How serious is it if you experience nerve pain after blood work?!


Question: How serious is it if you experience nerve pain after blood work?
I've had blood taken from my arm lots of times in my 41 years but I've never experienced this type of pain before...When the needle entered my arm, I felt the worst pain shoot from the needle site to the tip of my fingers...The best way I can describe it is a "Lightning Bolt" Pain...The first thing I said after yelling out in pain was "Did you hit a nerve?" She didn't seem to know the answer..
Still after 4 days my arm hurts when I move it certain ways (just normal movement)...It's actually felt cold in the spot that it hurts the most and it feels like something is going to pop out of my arm..
This must sound crazy but it's true and I was hoping someone could give me some advice...
Thanks & Have a Great Day!

Answers:

Best Answer - Chosen by Voters

There are two major nerves in the arms: One is the radial nerve located on the lateral side and the other is the ulnar nerve located in the medial side of the arm. There would be a possibility of nerve damage. Or maybe, the medical technician failed to clean your arms before taking the blood and you might be having some infection. Try to consult a neurologist to see if the technician really did hit a nerve fiber during blood extraction from your arms. In the mean time, try taking in pain killers just to partially relieve the pain.

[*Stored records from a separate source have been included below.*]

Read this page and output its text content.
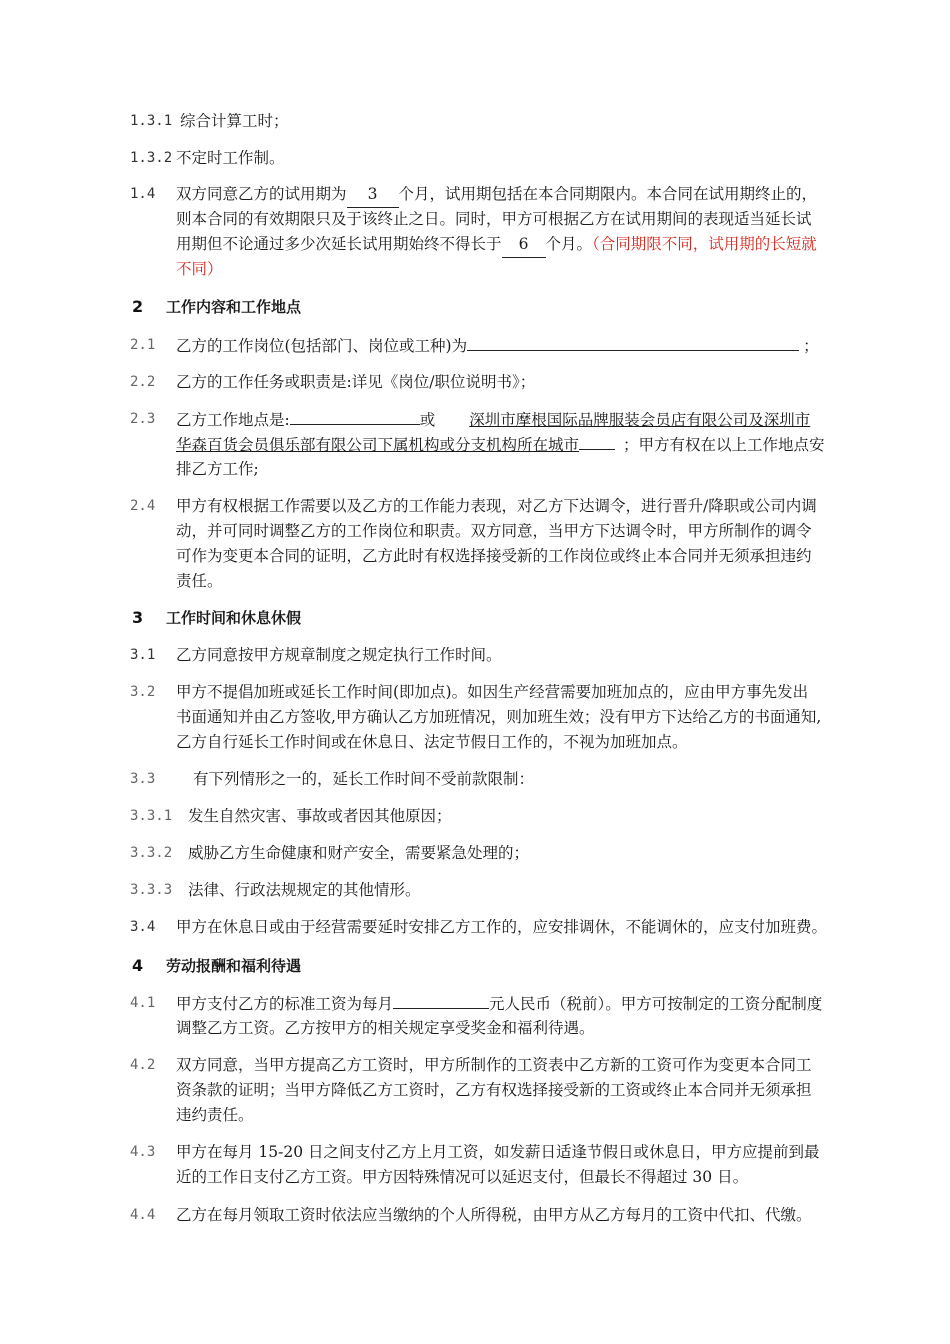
1.3.1 综合计算工时；
1.3.2 不定时工作制。
1.4 双方同意乙方的试用期为 3 个月，试用期包括在本合同期限内。本合同在试用期终止的，
则本合同的有效期限只及于该终止之日。同时，甲方可根据乙方在试用期间的表现适当延长试
用期但不论通过多少次延长试用期始终不得长于 6 个月。（合同期限不同，试用期的长短就
不同）
2 工作内容和工作地点
2.1 乙方的工作岗位(包括部门、岗位或工种)为	；
2.2 乙方的工作任务或职责是:详见《岗位/职位说明书》；
2.3 乙方工作地点是:	或 深圳市摩根国际品牌服装会员店有限公司及深圳市
华森百货会员俱乐部有限公司下属机构或分支机构所在城市	；甲方有权在以上工作地点安
排乙方工作;
2.4 甲方有权根据工作需要以及乙方的工作能力表现，对乙方下达调令，进行晋升/降职或公司内调
动，并可同时调整乙方的工作岗位和职责。双方同意，当甲方下达调令时，甲方所制作的调令
可作为变更本合同的证明，乙方此时有权选择接受新的工作岗位或终止本合同并无须承担违约
责任。
3 工作时间和休息休假
3.1 乙方同意按甲方规章制度之规定执行工作时间。
3.2 甲方不提倡加班或延长工作时间(即加点)。如因生产经营需要加班加点的，应由甲方事先发出
书面通知并由乙方签收,甲方确认乙方加班情况，则加班生效；没有甲方下达给乙方的书面通知,
乙方自行延长工作时间或在休息日、法定节假日工作的，不视为加班加点。
3.3 有下列情形之一的，延长工作时间不受前款限制：
3.3.1 发生自然灾害、事故或者因其他原因；
3.3.2 威胁乙方生命健康和财产安全，需要紧急处理的；
3.3.3 法律、行政法规规定的其他情形。
3.4 甲方在休息日或由于经营需要延时安排乙方工作的，应安排调休，不能调休的，应支付加班费。
4 劳动报酬和福利待遇
4.1 甲方支付乙方的标准工资为每月	元人民币（税前）。甲方可按制定的工资分配制度
调整乙方工资。乙方按甲方的相关规定享受奖金和福利待遇。
4.2 双方同意，当甲方提高乙方工资时，甲方所制作的工资表中乙方新的工资可作为变更本合同工
资条款的证明；当甲方降低乙方工资时，乙方有权选择接受新的工资或终止本合同并无须承担
违约责任。
4.3 甲方在每月 15-20 日之间支付乙方上月工资，如发薪日适逢节假日或休息日，甲方应提前到最
近的工作日支付乙方工资。甲方因特殊情况可以延迟支付，但最长不得超过 30 日。
4.4 乙方在每月领取工资时依法应当缴纳的个人所得税，由甲方从乙方每月的工资中代扣、代缴。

Here's an excerpt from a medical article I have found about nerve lesions:
The median, radial, and ulnar nerves of the upper limbs may be affected by various peripheral neuropathies, each of which may be categorized according to its cause, as either an entrapment or a nonentrapment neuropathy. Entrapment neuropathies, also referred to as nerve compression syndromes, include the supracondylar process syndrome, pronator syndrome, anterior interosseous nerve syndrome, carpal tunnel syndrome, posterior interosseous nerve syndrome, cubital tunnel syndrome, and Guyon canal syndrome. Nonentrapment neuropathies include traumatic nerve injuries, infectious and inflammatory conditions, polyneuropathies, and mass lesions at anatomic locations where entrapment syndromes typically do not occur. Although clinical examination and electrophysiologic testing are the cornerstone of the diagnostic work-up, in certain cases magnetic resonance (MR) imaging may provide key information about the exact anatomic location of a lesion or may help narrow the differential diagnosis. In patients with a diagnosis of peripheral neuropathy, MR imaging may help establish the cause of the condition and provide information crucial for conservative management or surgical planning. In addition, knowledge of the normal anatomy and of the possible causes, typical clinical findings, and MR imaging features of peripheral neuropathies that affect the median, radial, and ulnar nerves allows greater confidence in the diagnosis.